Creemos que «debemos estar en activo» todo el día. Estamos conectados a todo tipo de ruidos. No queremos estar a solas con nosotros mismos, con nuestra realidad. Para avanzar hay que parar; despojarse de todo lo superfluo y ponerse delante de un espejo (del espejo del alma) para vernos como somos y poder virar para cambiar lo que debamos cambiar.
Si no somos capaces de buscar ese silencio estaremos en permanente huida hacia adelante y la huida nunca es buena porque quien huye no afronta.
El silencio «mola» porque nos da una oportunidad de analizar y de valorar cómo vamos.
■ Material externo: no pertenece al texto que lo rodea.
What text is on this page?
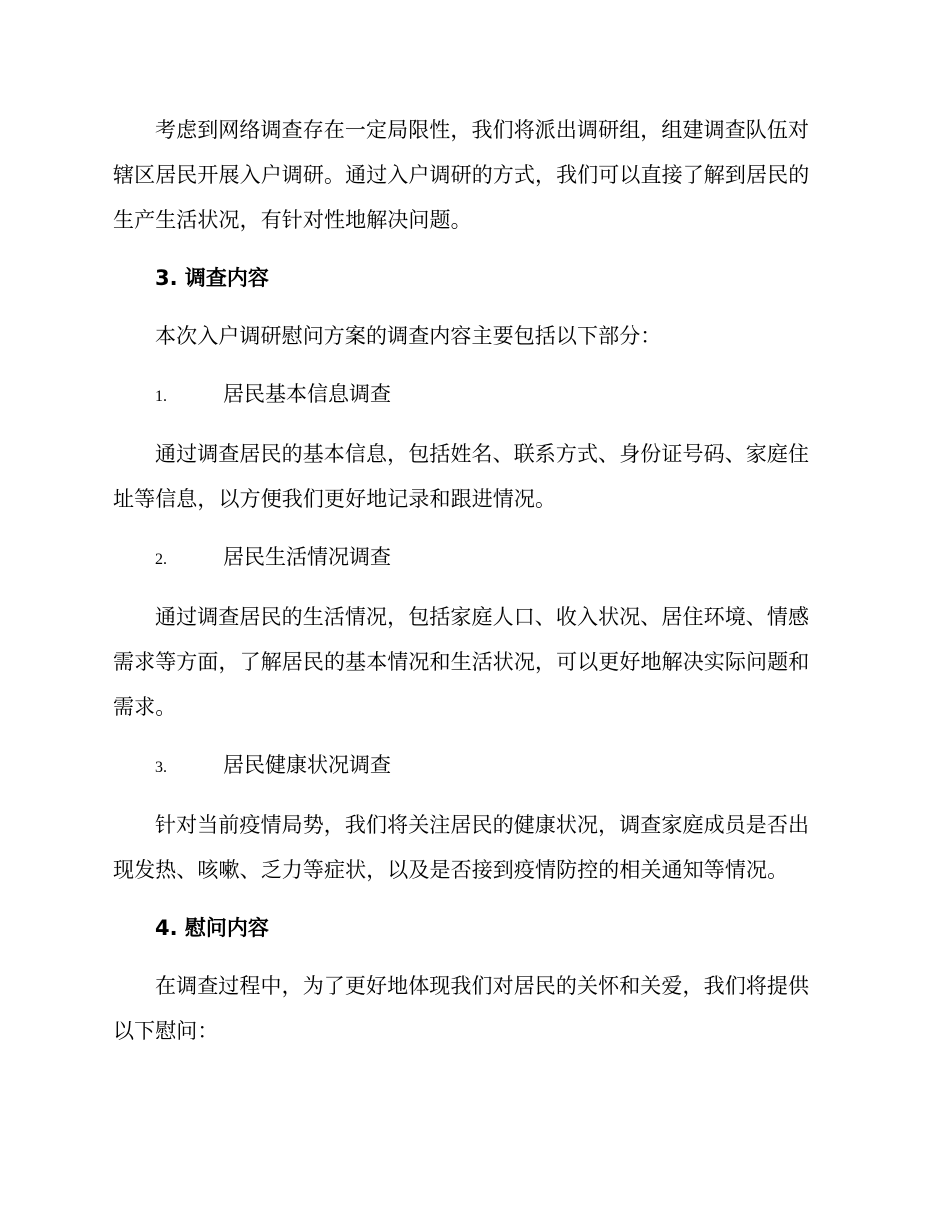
考虑到网络调查存在一定局限性，我们将派出调研组，组建调查队伍对辖区居民开展入户调研。通过入户调研的方式，我们可以直接了解到居民的生产生活状况，有针对性地解决问题。

3. 调查内容

本次入户调研慰问方案的调查内容主要包括以下部分：

1.	居民基本信息调查

通过调查居民的基本信息，包括姓名、联系方式、身份证号码、家庭住址等信息，以方便我们更好地记录和跟进情况。

2.	居民生活情况调查

通过调查居民的生活情况，包括家庭人口、收入状况、居住环境、情感需求等方面，了解居民的基本情况和生活状况，可以更好地解决实际问题和需求。

3.	居民健康状况调查

针对当前疫情局势，我们将关注居民的健康状况，调查家庭成员是否出现发热、咳嗽、乏力等症状，以及是否接到疫情防控的相关通知等情况。

4. 慰问内容

在调查过程中，为了更好地体现我们对居民的关怀和关爱，我们将提供以下慰问：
Parones buenos que sanean nuestra existencia y nos refuerzan en lo positivo. Parones que nos ayudan a oír las olas del mar, el susurro del fuego, el canto de un ruiseñor. Parones que nos ayudan a oír el sollozo escondido de quien está a nuestro lado. Silencio necesario para poder darle la mano y ofrecerle nuestro hombro para llorar. Los dos en silencio. Sin preguntas sólo comprendiendo, sin más.
Silencio necesario porque el ruido ahoga las almas y nos impide escuchar nuestro interior y el de los demás. Lo importante llega bajo susurros.
No tengas miedo al silencio. No tengas miedo a encontrarte contigo mismo. Recuerda que el miedo paraliza.
El silencio lo necesitamos.
Cuidado con el exceso de ruidos. ¿A qué tienes miedo? ¿Qué te cuesta afrontar? En ese paseo en silencio quizá escuches la respuesta. Sin cascos.